The /rangeset component was introduced to extract a particular coverage component. I opposed to this right from the beginning (so about a year now) as it just does not make sense - think of a feature collection where you would extract either coordinates or attributes, but not both.

So the most straightforward thing for a client would be your 1st suggestion, .../collections/myCollection/coverage?f=geotiff

...why should a naive user need to know what a "rangeset" is?

jerstlouis commented 4 years ago

@pomakis My opinion is that GeoTIFF is much more than the naked set of values, so it is not just a plain rangeset, and I would argue that although it may not fully describe things per the CIS model, GeoTIFF would be a common community use case.

And we need to consider that as per my suggestion, the {collectionID} (potentially together with a linked /coverage/domainset, in the case of a complex domainset) would already provide a full CIS-compliant description of the coverage.

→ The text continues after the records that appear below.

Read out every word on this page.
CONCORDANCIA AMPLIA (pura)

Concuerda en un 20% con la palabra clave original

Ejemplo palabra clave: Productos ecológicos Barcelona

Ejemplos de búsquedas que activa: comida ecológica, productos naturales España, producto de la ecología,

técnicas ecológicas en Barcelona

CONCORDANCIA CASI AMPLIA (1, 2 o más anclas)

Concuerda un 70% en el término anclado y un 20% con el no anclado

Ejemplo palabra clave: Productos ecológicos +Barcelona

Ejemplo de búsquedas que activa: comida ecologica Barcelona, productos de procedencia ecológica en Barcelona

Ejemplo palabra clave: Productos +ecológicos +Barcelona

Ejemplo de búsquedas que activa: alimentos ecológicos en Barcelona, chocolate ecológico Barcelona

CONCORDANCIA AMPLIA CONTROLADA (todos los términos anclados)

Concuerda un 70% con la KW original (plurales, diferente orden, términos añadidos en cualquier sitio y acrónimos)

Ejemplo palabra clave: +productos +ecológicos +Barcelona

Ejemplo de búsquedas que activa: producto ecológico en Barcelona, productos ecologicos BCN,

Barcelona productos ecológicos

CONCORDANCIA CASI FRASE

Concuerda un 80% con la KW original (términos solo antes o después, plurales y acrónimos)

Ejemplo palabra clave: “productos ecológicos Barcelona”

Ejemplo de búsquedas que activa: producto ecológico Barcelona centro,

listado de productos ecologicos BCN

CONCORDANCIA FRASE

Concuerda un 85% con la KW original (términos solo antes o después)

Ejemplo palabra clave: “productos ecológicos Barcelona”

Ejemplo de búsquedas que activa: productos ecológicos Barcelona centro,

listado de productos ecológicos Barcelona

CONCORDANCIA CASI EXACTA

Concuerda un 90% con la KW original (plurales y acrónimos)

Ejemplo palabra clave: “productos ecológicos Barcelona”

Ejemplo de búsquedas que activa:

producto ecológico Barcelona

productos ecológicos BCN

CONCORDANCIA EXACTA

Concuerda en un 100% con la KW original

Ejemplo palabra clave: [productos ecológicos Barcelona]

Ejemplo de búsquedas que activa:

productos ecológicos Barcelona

Section 8.3 of the draft "OGC API - Coverages - Part 1: Core" document mentions using multipart/mime or zip, etc., to bundle things together when a binary format such as GeoTIFF is in the mix.

This is way too complicated and impractical and in my opinion a major barrier of entry for simple implementations.

pebau commented 4 years ago

...coverage encodings are available for different situations in life (all of which have been brought to our doors over the years :) ):

...so users are free to pick their favourite.

pebau commented 4 years ago

@pomakis:

This is way too complicated and impractical and in my opinion a major barrier of entry for simple implementations.

A simple implementation would not support it, it is in the "cage" of a separate conformance class. Some implementations iwll only want to support NetCDF, or only GeoTIFF, or...

jerstlouis commented 4 years ago

@pebau but my point is that a we want it to be simple for a server to support GeoTIFF, without having to do this multipart stuff. It's easy with my proposal, and can even be done with a static webserver: {collectionID} has the CIS JSON description {collectionID}/coverage.geotiff is the GeoTIFF coverage ("rel" : "ogc-coverage")

pebau commented 4 years ago

My opinion is that GeoTIFF is much more than the naked set of values, so it is not just a plain rangeset,

exactly, and that is why /rangeset does not solve the encoding question.

and I would argue that although it may not fully describe things per the CIS model, GeoTIFF would be a common community use case.

yes, definitely - and therefore GeoTIFF is a perfectly valid output format. Just if you want to import that again into some CIS service it does not fulfil the requirement of completeness. But normally you export TIFF because you want to feed a GIS.